The other aspect of this opinion addresses the case when municipal ordinances supersede statutes, which has its parallel with the validity of ordinances with respect to HOA covenants and rules.  The doctrine has been that if the ordinance is more restrictive then it is valid. However, if it is silent on an aspect of the statute in question, the statute prevails. The HOA argued that without “a proper purpose” clause the ordinance was less restrictive than the statute, and that the statute prevails.

 A technical legal argument followed and the Court held that,  “In sum, the constitutional framework places almost exclusive reliance on the General Assembly to determine whether home rule authority should be preempted. The legislature has not specifically denied the City’s exercise of home rule power or required its exercise of that power to be consistent with statutory provisions.”

 Here, somewhat unique to Illinois, the IL Supreme Court said that the home rule Chicago ordinance should prevail and if the General Assembly didn’t like it, it should explicitly restrict the municipality’s powers in new legislation.  What does this opinion say about municipal ordinances and HOA contracts?

First, remember that the HOA is not a government entity, but exists by virtue of a private contract. The opinion and doctrine should have no bearing on HOA contractual agreements. Second, the reality on the other hand, is that the courts have treated the HOA on the equivalent basis as if it were a municipality, and applied the restrictive ordinance doctrine. If the HOA rule or covenant is more restrictive, it controls over the municipality’s ordinance.  In other words, the HOA has been granted the legal status of a subdivision of the municipality, or the status of a government entity. The HOA stands in the same relationship to the municipality as the municipality stands to the state.

 Third, not only have HOAs been viewed as sub-divisions of a municipality in this aspect, their covenants and rules are not seen to interfere with “vital state policies.”  Private contracts that are not subject to the 14th Amendment are allowed to supersede municipal ordinances and even state laws.  In other words, it is state policy — in all states — to support, encourage and cooperate with, and even coerce obedience to, the acts and actions of private governments operating outside the US Constitution.

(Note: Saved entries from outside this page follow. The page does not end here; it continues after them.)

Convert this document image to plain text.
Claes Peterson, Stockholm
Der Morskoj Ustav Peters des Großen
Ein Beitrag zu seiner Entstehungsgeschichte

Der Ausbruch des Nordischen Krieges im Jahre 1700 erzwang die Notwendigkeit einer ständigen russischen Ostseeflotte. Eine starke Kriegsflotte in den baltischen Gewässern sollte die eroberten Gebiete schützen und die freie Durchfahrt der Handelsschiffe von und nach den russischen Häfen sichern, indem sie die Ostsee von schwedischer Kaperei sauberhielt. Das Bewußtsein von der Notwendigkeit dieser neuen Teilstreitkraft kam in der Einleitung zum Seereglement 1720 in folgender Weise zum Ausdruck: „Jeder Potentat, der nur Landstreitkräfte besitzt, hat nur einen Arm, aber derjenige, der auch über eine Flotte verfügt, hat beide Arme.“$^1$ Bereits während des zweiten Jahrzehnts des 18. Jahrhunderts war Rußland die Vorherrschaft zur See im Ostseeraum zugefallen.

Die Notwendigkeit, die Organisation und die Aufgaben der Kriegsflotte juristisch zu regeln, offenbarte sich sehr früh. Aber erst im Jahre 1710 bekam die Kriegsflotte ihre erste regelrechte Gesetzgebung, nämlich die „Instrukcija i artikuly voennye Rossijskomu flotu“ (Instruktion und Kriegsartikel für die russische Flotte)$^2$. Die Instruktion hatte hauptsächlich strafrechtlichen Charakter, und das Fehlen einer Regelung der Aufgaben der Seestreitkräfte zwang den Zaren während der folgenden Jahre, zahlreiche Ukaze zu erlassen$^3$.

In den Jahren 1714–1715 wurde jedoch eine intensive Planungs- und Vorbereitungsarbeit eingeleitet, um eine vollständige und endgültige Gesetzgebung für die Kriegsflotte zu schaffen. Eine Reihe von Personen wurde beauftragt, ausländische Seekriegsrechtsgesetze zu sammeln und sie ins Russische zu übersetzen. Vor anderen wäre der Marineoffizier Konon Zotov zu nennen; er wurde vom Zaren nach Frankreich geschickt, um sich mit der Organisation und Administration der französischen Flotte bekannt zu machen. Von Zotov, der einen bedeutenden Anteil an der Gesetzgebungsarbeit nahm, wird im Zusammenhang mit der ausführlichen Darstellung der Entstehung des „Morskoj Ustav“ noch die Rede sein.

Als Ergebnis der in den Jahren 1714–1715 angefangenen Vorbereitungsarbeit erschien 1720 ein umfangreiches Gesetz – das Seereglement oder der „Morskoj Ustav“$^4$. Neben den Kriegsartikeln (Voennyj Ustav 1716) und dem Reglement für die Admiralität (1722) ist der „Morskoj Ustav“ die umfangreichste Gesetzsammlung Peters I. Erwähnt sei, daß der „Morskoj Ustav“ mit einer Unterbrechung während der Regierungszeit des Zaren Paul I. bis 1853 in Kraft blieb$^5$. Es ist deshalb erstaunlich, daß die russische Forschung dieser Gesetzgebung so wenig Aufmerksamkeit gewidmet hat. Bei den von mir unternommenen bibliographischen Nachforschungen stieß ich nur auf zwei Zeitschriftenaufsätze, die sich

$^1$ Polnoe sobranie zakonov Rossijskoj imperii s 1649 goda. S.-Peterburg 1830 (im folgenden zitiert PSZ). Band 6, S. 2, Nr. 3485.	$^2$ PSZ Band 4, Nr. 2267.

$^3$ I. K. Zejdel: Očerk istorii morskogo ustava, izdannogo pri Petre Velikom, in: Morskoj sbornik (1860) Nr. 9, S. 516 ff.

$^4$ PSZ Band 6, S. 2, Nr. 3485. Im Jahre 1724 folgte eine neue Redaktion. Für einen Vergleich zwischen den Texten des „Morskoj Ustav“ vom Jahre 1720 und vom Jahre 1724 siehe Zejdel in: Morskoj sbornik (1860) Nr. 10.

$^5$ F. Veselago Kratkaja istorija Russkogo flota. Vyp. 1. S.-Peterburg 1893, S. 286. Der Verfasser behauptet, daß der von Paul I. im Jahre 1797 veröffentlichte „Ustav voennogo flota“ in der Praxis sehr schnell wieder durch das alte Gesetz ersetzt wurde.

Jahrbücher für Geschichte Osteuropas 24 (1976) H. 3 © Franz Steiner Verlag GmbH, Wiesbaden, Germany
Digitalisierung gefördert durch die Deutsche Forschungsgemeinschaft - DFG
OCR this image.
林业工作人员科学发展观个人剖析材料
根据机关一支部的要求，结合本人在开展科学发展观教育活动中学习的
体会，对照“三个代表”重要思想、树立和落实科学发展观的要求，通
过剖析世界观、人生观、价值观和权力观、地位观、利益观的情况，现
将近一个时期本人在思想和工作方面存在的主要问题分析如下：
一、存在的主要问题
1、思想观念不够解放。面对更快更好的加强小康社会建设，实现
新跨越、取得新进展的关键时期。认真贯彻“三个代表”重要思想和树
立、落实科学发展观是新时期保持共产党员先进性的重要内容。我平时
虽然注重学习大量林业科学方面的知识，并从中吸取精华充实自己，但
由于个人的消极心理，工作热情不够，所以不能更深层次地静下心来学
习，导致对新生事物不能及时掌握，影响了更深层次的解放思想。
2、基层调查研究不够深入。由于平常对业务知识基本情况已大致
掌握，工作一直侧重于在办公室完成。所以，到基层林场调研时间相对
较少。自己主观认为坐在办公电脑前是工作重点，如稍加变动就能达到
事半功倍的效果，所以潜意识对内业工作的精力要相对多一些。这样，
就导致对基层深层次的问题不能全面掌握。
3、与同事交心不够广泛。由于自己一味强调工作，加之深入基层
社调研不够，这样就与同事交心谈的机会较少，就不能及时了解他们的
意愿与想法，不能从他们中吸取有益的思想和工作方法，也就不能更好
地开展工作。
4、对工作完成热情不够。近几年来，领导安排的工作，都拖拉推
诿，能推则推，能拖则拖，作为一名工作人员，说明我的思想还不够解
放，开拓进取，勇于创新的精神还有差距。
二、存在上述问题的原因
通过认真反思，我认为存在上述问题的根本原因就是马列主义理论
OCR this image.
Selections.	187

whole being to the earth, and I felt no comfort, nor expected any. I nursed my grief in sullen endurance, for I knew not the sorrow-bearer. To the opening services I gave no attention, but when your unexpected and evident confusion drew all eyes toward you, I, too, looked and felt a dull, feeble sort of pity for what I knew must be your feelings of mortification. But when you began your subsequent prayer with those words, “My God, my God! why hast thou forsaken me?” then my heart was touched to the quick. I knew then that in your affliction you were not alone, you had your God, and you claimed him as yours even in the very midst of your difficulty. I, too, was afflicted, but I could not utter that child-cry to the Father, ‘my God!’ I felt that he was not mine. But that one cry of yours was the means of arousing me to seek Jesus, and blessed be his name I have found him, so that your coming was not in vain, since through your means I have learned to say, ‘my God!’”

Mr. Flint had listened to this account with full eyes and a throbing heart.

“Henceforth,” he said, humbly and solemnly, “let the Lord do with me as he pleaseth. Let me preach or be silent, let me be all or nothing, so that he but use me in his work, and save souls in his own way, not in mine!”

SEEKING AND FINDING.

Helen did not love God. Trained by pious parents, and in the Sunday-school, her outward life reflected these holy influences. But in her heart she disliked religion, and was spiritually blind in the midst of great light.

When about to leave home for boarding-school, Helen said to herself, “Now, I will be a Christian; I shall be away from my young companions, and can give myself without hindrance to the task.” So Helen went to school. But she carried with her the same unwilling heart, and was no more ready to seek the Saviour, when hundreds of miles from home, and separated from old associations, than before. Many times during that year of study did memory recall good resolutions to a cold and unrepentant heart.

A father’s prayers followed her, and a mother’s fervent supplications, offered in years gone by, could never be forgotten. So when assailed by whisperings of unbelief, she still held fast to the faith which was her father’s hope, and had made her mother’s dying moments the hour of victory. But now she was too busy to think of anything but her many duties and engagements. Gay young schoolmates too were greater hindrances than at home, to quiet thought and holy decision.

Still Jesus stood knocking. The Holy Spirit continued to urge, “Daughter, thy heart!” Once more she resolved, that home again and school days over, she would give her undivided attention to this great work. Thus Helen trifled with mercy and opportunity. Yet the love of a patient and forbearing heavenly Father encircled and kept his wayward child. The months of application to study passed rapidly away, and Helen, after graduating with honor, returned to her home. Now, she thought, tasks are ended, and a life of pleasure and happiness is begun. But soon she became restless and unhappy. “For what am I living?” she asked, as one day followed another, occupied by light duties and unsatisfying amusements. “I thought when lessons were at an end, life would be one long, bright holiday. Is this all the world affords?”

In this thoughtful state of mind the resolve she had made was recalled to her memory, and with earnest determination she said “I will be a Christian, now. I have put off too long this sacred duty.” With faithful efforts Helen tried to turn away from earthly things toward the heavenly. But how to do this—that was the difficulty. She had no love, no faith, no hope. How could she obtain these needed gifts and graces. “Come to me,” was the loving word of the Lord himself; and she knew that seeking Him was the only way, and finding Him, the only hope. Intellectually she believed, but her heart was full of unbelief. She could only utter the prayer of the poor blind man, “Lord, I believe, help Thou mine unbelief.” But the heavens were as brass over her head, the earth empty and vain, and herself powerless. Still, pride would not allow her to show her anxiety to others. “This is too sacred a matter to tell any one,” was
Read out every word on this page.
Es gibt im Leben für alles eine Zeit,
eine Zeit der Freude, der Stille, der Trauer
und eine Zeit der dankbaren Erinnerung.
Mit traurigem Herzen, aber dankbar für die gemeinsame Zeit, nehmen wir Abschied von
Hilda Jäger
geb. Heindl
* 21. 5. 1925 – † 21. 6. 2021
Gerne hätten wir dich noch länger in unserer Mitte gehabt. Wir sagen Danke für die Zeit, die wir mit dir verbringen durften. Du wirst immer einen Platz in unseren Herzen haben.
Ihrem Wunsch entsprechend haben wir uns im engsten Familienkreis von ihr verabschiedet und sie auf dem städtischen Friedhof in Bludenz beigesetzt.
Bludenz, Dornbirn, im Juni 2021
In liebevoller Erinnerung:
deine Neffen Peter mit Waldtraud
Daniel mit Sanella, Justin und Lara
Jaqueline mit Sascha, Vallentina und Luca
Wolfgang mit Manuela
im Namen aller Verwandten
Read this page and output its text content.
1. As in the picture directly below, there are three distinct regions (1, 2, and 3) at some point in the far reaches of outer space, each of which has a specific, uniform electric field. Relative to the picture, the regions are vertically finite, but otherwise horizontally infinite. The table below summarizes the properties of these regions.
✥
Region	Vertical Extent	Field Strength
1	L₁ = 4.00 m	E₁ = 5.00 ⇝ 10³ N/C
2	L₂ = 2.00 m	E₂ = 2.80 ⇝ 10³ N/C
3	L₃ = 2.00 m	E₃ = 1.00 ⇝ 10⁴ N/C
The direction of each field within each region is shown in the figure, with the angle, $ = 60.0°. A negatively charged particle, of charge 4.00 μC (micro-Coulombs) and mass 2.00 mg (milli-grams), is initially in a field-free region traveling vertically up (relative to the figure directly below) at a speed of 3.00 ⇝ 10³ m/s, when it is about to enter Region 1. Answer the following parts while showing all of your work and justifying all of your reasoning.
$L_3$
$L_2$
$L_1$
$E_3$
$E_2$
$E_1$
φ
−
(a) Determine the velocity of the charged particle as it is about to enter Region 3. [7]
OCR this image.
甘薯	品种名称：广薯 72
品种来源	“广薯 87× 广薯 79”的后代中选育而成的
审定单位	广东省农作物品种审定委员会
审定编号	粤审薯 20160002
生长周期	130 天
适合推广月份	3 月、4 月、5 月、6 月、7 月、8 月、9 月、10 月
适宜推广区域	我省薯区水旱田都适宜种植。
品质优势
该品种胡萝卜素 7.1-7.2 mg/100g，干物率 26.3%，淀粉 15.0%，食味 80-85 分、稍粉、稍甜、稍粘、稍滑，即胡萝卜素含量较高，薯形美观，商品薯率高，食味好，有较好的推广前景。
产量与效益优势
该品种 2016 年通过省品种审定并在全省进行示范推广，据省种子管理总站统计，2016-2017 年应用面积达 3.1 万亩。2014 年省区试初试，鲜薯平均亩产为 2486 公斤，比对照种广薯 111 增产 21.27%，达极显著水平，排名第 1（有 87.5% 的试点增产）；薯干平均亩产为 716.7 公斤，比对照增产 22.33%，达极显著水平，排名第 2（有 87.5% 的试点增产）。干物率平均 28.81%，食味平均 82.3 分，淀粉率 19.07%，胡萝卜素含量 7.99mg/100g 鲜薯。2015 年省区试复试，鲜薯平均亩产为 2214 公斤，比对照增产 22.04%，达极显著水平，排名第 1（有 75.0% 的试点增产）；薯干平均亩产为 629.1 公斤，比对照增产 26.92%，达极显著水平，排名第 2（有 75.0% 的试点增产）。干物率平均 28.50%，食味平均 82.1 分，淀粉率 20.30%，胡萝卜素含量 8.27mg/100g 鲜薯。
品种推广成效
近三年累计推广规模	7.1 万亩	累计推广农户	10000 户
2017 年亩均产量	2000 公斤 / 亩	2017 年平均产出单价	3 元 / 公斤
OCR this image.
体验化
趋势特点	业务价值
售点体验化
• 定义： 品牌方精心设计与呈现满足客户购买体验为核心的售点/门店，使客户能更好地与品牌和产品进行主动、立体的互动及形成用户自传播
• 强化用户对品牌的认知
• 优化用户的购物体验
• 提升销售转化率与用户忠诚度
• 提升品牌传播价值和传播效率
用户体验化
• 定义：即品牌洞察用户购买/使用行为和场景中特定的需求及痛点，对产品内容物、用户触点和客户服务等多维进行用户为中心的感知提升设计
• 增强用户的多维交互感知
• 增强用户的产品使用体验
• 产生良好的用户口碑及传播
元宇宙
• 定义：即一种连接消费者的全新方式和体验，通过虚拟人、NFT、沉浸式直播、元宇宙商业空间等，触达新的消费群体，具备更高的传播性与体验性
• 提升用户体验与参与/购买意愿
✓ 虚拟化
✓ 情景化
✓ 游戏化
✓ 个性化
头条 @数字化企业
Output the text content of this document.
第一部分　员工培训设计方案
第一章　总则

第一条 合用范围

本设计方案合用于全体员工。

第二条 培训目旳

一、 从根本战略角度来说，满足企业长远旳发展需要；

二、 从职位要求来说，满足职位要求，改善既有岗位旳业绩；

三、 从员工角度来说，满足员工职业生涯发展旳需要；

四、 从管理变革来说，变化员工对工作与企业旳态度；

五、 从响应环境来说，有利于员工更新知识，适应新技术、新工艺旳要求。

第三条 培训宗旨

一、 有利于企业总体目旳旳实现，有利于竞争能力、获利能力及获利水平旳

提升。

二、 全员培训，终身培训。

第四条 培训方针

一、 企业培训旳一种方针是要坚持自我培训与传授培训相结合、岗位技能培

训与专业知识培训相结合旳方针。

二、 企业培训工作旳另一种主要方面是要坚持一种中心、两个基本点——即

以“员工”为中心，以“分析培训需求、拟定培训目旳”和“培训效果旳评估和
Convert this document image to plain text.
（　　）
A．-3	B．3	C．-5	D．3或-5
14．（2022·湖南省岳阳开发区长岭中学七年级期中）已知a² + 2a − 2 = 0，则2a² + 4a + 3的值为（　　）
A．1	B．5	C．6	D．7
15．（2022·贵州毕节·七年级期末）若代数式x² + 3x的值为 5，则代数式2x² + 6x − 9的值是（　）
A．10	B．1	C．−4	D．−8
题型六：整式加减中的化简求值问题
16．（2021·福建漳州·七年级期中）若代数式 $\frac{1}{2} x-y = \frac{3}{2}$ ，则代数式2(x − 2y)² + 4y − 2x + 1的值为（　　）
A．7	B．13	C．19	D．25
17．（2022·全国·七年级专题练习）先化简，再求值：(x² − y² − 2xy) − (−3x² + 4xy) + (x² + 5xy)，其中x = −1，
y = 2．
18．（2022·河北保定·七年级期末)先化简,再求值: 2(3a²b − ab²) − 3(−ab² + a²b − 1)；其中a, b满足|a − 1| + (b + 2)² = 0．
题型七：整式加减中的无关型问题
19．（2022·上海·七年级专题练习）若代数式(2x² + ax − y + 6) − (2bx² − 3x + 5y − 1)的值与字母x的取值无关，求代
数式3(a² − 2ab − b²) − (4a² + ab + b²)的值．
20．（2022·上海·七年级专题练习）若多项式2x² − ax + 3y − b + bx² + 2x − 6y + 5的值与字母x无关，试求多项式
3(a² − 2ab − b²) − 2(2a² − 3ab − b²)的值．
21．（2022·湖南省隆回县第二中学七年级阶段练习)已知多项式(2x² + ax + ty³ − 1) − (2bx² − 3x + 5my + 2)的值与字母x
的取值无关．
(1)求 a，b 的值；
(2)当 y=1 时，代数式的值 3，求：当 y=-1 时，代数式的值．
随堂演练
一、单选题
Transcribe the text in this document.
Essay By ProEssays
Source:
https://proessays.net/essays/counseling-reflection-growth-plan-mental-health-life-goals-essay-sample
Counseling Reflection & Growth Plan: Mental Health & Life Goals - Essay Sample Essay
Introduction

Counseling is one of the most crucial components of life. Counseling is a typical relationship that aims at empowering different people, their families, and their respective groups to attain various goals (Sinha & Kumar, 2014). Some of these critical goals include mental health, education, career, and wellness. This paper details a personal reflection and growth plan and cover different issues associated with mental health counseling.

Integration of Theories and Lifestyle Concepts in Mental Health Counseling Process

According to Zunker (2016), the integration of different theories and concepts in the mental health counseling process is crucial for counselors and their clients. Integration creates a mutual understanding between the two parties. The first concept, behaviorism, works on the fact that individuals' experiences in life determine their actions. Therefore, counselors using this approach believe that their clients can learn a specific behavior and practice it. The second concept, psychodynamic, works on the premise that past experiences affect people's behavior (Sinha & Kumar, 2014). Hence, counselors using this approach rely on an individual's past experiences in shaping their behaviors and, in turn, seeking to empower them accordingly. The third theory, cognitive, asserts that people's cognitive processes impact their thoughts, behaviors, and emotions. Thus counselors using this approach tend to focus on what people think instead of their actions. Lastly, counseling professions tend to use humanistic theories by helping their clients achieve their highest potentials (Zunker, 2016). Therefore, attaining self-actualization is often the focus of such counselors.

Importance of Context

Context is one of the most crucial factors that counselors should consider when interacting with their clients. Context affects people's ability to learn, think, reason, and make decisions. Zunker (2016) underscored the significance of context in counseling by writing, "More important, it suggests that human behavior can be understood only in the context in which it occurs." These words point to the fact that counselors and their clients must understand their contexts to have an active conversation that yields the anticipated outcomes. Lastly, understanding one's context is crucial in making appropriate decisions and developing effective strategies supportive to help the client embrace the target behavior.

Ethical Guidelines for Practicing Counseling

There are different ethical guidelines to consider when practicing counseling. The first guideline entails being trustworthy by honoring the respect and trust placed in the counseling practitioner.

 A lot of issues and problems will disappear or lessen in impact if only the state legislatures would face up to reality and provide the same protections all other citizens enjoy by declaring HOAs as either state entities or to require all CC&Rs to state,

“The association hereby waivers and surrenders any rights or claims it may have, and herewith unconditionally and irrevocably agrees to be bound by the US and State Constitutions and laws of the State as if it were a local public government entity.”

  

In regard to the Chicago ordinance that is a fair and just protection of condo member rights, the Court upheld the ordinance.

HOA debt and member consequences

From the April L.A. Times column, ASSOCIATIONS, by Donie Vanitzian — Can titleholders pay their share of loan directly to bank?  Here’s a peek.

HOA issue

Even with an annual income of more than $2 million, our association is in a big mess. There’s a several-million-dollar loan inclusive of our reserve account the association is paying off that has a variable interest rate currently at 6.85%. The association can’t touch the reserves because the bank says it’s garnisheed as collateral for the loan.

 The board says we have to pay this money back because the bank is holding our reserve account hostage. If it is borrowed and we can’t touch this high-interest money, can the association just give it back?

Response

 California homeowner associations cannot declare Chapter 7 bankruptcy and wipe out their debt. California appellate courts have ruled that because the association has an unending source of money — the titleholders — with which to pay its obligations, at most it can file for Chapter 11 reorganization. The court can order an association to make an emergency assessment against all the titleholders to pay off its obligation.